Das Villgratental in Osttirol ist eine vitale und archaische Gegend. Das liegt nicht nur an den hohen Gipfeln über den steilen Wiesenhängen, an den alten Bauernhöfen, die wie Denkmäler in der Landschaft stehen und an der Gelassenheit, die das Tal ausstrahlt, das damit schon Werbung gemacht hat, dass es hier nichts geben würde. Das ist natürlich eine Untertreibung. In Zeiten, in denen man sich beim Waldbaden und Bäumeumarmen erholt und vom Bauer, dessen Schweinderl das Schnitzel gespendet hat, die Adresse und Telefonnummer weiß, erleben solche Refugien eine Renaissance.

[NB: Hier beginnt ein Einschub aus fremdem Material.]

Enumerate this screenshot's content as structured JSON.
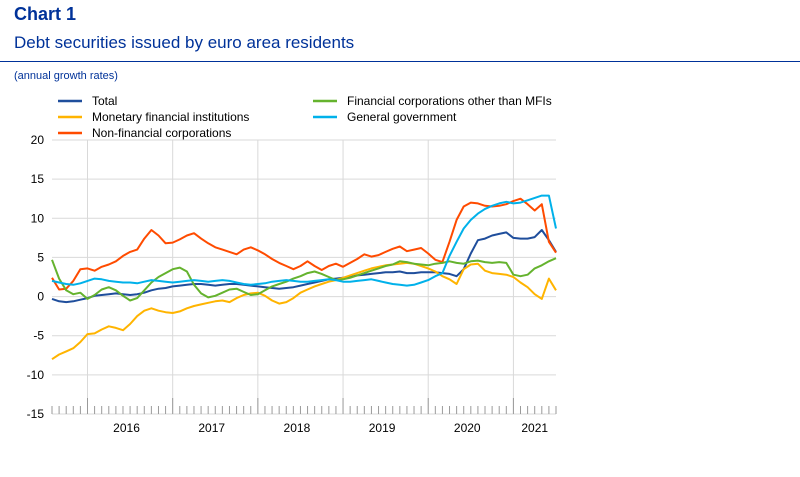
{
  "header": {
    "title": "Chart 1",
    "subtitle": "Debt securities issued by euro area residents",
    "unit": "(annual growth rates)"
  },
  "chart_data": {
    "type": "line",
    "ylim": [
      -15,
      20
    ],
    "yticks": [
      20,
      15,
      10,
      5,
      0,
      -5,
      -10,
      -15
    ],
    "x_start": "2015-08",
    "x_end": "2021-07",
    "year_labels": [
      "2016",
      "2017",
      "2018",
      "2019",
      "2020",
      "2021"
    ],
    "grid": true,
    "legend_position": "top",
    "series": [
      {
        "name": "Total",
        "color": "#1f4e9c",
        "values": [
          -0.3,
          -0.6,
          -0.7,
          -0.6,
          -0.4,
          -0.2,
          0.1,
          0.2,
          0.3,
          0.4,
          0.3,
          0.2,
          0.3,
          0.5,
          0.8,
          1.0,
          1.1,
          1.3,
          1.4,
          1.5,
          1.6,
          1.6,
          1.5,
          1.4,
          1.5,
          1.6,
          1.6,
          1.5,
          1.4,
          1.3,
          1.2,
          1.1,
          1.0,
          1.1,
          1.2,
          1.4,
          1.6,
          1.8,
          2.0,
          2.2,
          2.3,
          2.4,
          2.5,
          2.7,
          2.8,
          2.9,
          3.0,
          3.1,
          3.1,
          3.2,
          3.0,
          3.0,
          3.1,
          3.1,
          3.1,
          3.0,
          2.9,
          2.6,
          3.5,
          5.5,
          7.2,
          7.4,
          7.8,
          8.0,
          8.2,
          7.5,
          7.4,
          7.4,
          7.6,
          8.5,
          7.2,
          5.7
        ]
      },
      {
        "name": "Monetary financial institutions",
        "color": "#ffb400",
        "values": [
          -8.0,
          -7.4,
          -7.0,
          -6.6,
          -5.8,
          -4.8,
          -4.7,
          -4.2,
          -3.8,
          -4.0,
          -4.3,
          -3.5,
          -2.5,
          -1.8,
          -1.5,
          -1.8,
          -2.0,
          -2.1,
          -1.9,
          -1.5,
          -1.2,
          -1.0,
          -0.8,
          -0.6,
          -0.5,
          -0.7,
          -0.2,
          0.2,
          0.4,
          0.5,
          0.1,
          -0.5,
          -0.9,
          -0.7,
          -0.2,
          0.5,
          0.9,
          1.3,
          1.6,
          1.9,
          2.1,
          2.4,
          2.7,
          3.0,
          3.3,
          3.6,
          3.8,
          4.0,
          4.1,
          4.2,
          4.3,
          4.2,
          3.9,
          3.6,
          3.2,
          2.6,
          2.2,
          1.6,
          3.5,
          4.1,
          4.2,
          3.3,
          3.0,
          2.9,
          2.8,
          2.5,
          1.8,
          1.2,
          0.3,
          -0.3,
          2.3,
          0.8
        ]
      },
      {
        "name": "Non-financial corporations",
        "color": "#ff4b00",
        "values": [
          2.4,
          0.9,
          1.0,
          2.0,
          3.5,
          3.6,
          3.3,
          3.8,
          4.1,
          4.5,
          5.2,
          5.7,
          6.0,
          7.4,
          8.5,
          7.8,
          6.8,
          6.9,
          7.3,
          7.8,
          8.1,
          7.4,
          6.8,
          6.3,
          6.0,
          5.7,
          5.4,
          6.0,
          6.3,
          5.9,
          5.4,
          4.8,
          4.3,
          3.9,
          3.5,
          3.9,
          4.5,
          3.9,
          3.4,
          3.9,
          4.2,
          3.8,
          4.3,
          4.8,
          5.4,
          5.1,
          5.3,
          5.7,
          6.1,
          6.4,
          5.8,
          6.0,
          6.2,
          5.5,
          4.7,
          4.4,
          7.0,
          9.8,
          11.5,
          12.0,
          11.9,
          11.6,
          11.5,
          11.6,
          11.8,
          12.2,
          12.5,
          11.8,
          11.0,
          11.8,
          7.0,
          5.6
        ]
      },
      {
        "name": "Financial corporations other than MFIs",
        "color": "#65b32e",
        "values": [
          4.7,
          2.3,
          0.8,
          0.3,
          0.5,
          -0.3,
          0.2,
          0.9,
          1.2,
          0.8,
          0.1,
          -0.5,
          -0.2,
          0.8,
          1.8,
          2.5,
          3.0,
          3.5,
          3.7,
          3.2,
          1.5,
          0.4,
          -0.1,
          0.1,
          0.5,
          0.9,
          1.0,
          0.6,
          0.2,
          0.3,
          0.8,
          1.3,
          1.6,
          1.9,
          2.3,
          2.6,
          3.0,
          3.2,
          2.9,
          2.5,
          2.1,
          2.2,
          2.4,
          2.7,
          3.0,
          3.3,
          3.6,
          3.9,
          4.1,
          4.5,
          4.4,
          4.2,
          4.1,
          4.0,
          4.2,
          4.3,
          4.5,
          4.3,
          4.2,
          4.5,
          4.6,
          4.4,
          4.3,
          4.4,
          4.3,
          2.8,
          2.6,
          2.8,
          3.6,
          4.0,
          4.5,
          4.9
        ]
      },
      {
        "name": "General government",
        "color": "#00b1ea",
        "values": [
          2.0,
          1.8,
          1.6,
          1.5,
          1.7,
          2.0,
          2.3,
          2.2,
          2.0,
          1.9,
          1.8,
          1.8,
          1.7,
          1.9,
          2.1,
          2.0,
          1.9,
          1.8,
          1.9,
          2.0,
          2.1,
          2.0,
          1.9,
          2.0,
          2.1,
          2.0,
          1.8,
          1.6,
          1.5,
          1.6,
          1.7,
          1.9,
          2.0,
          2.1,
          2.0,
          1.9,
          1.9,
          2.0,
          2.1,
          2.2,
          2.1,
          1.9,
          1.9,
          2.0,
          2.1,
          2.2,
          2.0,
          1.8,
          1.6,
          1.5,
          1.4,
          1.5,
          1.8,
          2.1,
          2.6,
          3.0,
          5.2,
          7.0,
          8.7,
          9.8,
          10.6,
          11.2,
          11.6,
          11.9,
          12.1,
          11.9,
          12.0,
          12.3,
          12.6,
          12.9,
          12.9,
          8.7
        ]
      }
    ]
  }
}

Dagegen wirkt unser Vorhaben auf den ersten Blick altmodisch, auf den zweiten Blick aber ziemlich zeitgemäß puristisch. Wir pilgern durch die Berge, oder sagen wir besser über die Berge. Hoch und heilig heißt es für uns. Das klingt nach einem Motto, ist aber der Titel des neuen Pilgerwegs, der alpin eine Runde durch Osttirol macht mit einem Schlenker nach Kärnten und Südtirol, deshalb auch als Interreg-Projekt förderungswürdig wurde.

Dekan Bernhard Kranebitter ist unser Wegbegleiter, der Initiator und Ideengeber des Pilgerwegs, der die Berge seiner Osttiroler Heimat und die zahlreichen Wallfahrtskirchen, an denen wir vorbeikommen werden, gut kennt. Die erste steht ganz hinten im Tal in Maria Kalkstein, wohin uns frühmorgens das Taxi bringt, vorbei an Villgratener Legenden wie dem Grüß Gott-Bauer, der seinen Balkon extra mit dem Gruß versah im Protest gegen die Naziherrschaft und den damals üblichen Hitlergruß, bis zum Grab der Wildererlegende Pius Walder, dem auch heute wohl berühmtesten Villgratener.

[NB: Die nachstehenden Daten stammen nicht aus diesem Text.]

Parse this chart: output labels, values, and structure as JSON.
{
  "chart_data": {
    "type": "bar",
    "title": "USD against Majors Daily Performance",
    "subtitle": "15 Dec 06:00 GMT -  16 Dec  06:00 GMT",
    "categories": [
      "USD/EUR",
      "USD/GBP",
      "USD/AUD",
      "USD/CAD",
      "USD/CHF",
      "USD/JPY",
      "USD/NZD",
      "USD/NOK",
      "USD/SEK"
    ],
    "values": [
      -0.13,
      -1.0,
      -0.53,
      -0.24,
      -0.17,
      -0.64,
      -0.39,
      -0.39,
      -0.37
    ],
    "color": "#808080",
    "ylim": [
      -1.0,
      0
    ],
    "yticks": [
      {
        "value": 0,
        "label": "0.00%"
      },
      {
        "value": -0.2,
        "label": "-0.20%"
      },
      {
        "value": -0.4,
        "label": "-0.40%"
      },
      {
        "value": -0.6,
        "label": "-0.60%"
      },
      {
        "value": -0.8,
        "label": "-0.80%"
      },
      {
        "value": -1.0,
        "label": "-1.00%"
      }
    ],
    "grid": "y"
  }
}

200 Kilometer, 13.000 Höhenmeter

Der „Hoch und Heilig“-Weg hat neun Etappen, ist 200 Kilometer lang mit gut 13.000 Höhenmetern, die einen bis auf 2650 Meter raufschicken. Die Begegnung mit der Natur, die Einsamkeit und der Blick von oben haben eine kontemplative Wirkung, versichert uns Bernhard Kranebitter. Zuerst aber gehen wir uns von der Kirche Maria Schnee auf dem flachen Weg talauswärts warm.

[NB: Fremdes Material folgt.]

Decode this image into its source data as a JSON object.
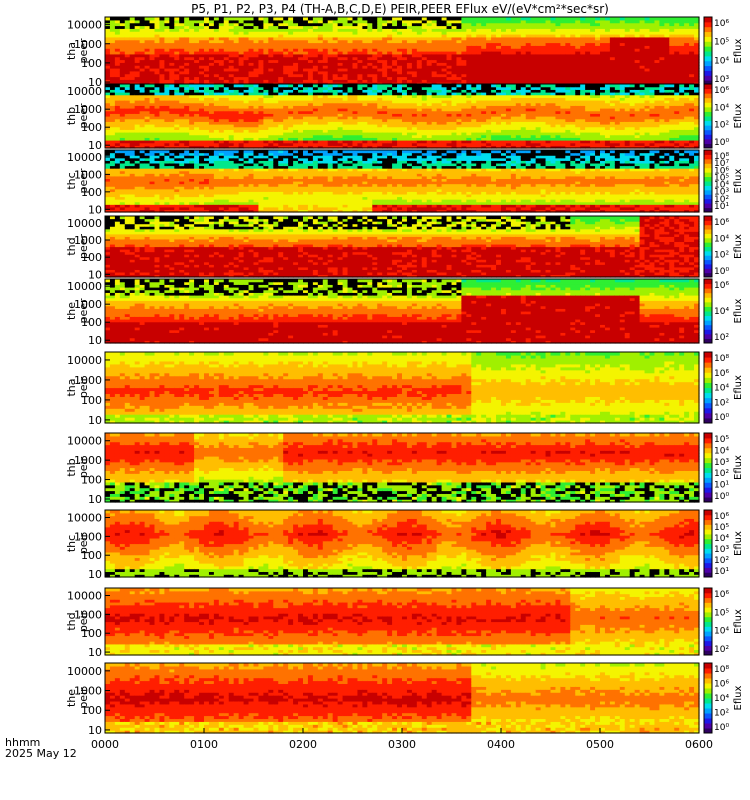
{
  "title": "P5, P1, P2, P3, P4 (TH-A,B,C,D,E) PEIR,PEER EFlux eV/(eV*cm²*sec*sr)",
  "footer": {
    "time_format": "hhmm",
    "date": "2025 May 12"
  },
  "colorbar_label": "Eflux",
  "chart_data": {
    "type": "heatmap",
    "x_ticks": [
      "0000",
      "0100",
      "0200",
      "0300",
      "0400",
      "0500",
      "0600"
    ],
    "x_range_hours": [
      0,
      6
    ],
    "y_scale": "log",
    "y_ticks": [
      "10",
      "100",
      "1000",
      "10000"
    ],
    "panels": [
      {
        "probe": "tha",
        "instrument": "peer",
        "cbar_ticks": [
          "10⁶",
          "10⁵",
          "10⁴",
          "10³"
        ],
        "ylim_eV": [
          7,
          25000
        ],
        "profile": "e1"
      },
      {
        "probe": "thb",
        "instrument": "peer",
        "cbar_ticks": [
          "10⁶",
          "10⁴",
          "10²",
          "10⁰"
        ],
        "ylim_eV": [
          7,
          25000
        ],
        "profile": "e2"
      },
      {
        "probe": "thc",
        "instrument": "peer",
        "cbar_ticks": [
          "10⁸",
          "10⁷",
          "10⁶",
          "10⁵",
          "10⁴",
          "10³",
          "10²",
          "10¹"
        ],
        "ylim_eV": [
          7,
          25000
        ],
        "profile": "e3"
      },
      {
        "probe": "thd",
        "instrument": "peer",
        "cbar_ticks": [
          "10⁶",
          "10⁴",
          "10²",
          "10⁰"
        ],
        "ylim_eV": [
          7,
          25000
        ],
        "profile": "e4"
      },
      {
        "probe": "the",
        "instrument": "peer",
        "cbar_ticks": [
          "10⁶",
          "10⁴",
          "10²"
        ],
        "ylim_eV": [
          7,
          25000
        ],
        "profile": "e5"
      },
      {
        "probe": "tha",
        "instrument": "peir",
        "cbar_ticks": [
          "10⁸",
          "10⁶",
          "10⁴",
          "10²",
          "10⁰"
        ],
        "ylim_eV": [
          7,
          25000
        ],
        "profile": "i1"
      },
      {
        "probe": "thb",
        "instrument": "peir",
        "cbar_ticks": [
          "10⁵",
          "10⁴",
          "10³",
          "10²",
          "10¹",
          "10⁰"
        ],
        "ylim_eV": [
          7,
          25000
        ],
        "profile": "i2"
      },
      {
        "probe": "thc",
        "instrument": "peir",
        "cbar_ticks": [
          "10⁶",
          "10⁵",
          "10⁴",
          "10³",
          "10²",
          "10¹"
        ],
        "ylim_eV": [
          7,
          25000
        ],
        "profile": "i3"
      },
      {
        "probe": "thd",
        "instrument": "peir",
        "cbar_ticks": [
          "10⁶",
          "10⁵",
          "10⁴",
          "10²"
        ],
        "ylim_eV": [
          7,
          25000
        ],
        "profile": "i4"
      },
      {
        "probe": "the",
        "instrument": "peir",
        "cbar_ticks": [
          "10⁸",
          "10⁶",
          "10⁴",
          "10²",
          "10⁰"
        ],
        "ylim_eV": [
          7,
          25000
        ],
        "profile": "i5"
      }
    ]
  }
}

Ein schmaler, aber gut gehbarer Steig am Waldrand bringt uns zur Wegelate-Säge und zum versteckten Naturdenkmal Sinkersee. Danach geht es im Zickzack ein Stück bergab auf den Talboden zur Unterstaller Alm. Der kontemplative Charakter der Wanderung ist natürlich immer gut als Vorwand für eine Rast in der Jausenstation, wo uns hausgemachte Kuchen schwach werden lassen und wir ehrfürchtig raufschauen zum 2510 Meter hohen Villgrater Törl, das uns von unserem Tagesziel im Defereggental trennt. Etwas weiter oben beginnt ein schmaler, hundsgemein steiler Steig. Wir quälen uns auf dem kurvenreichen Anstieg hinauf, vorbei an malerischen Heustadeln bis zu den Stoanernen Mandln direkt beim Übergang, wo wir über die Täler schauen, unsere Wasserflaschen leeren und erste lehrreiche Erkenntnisse bekommen: Es hat schon seinen Sinn, wenn man kalorienreichen Verführungen zur rechten Zeit auch widersagen kann.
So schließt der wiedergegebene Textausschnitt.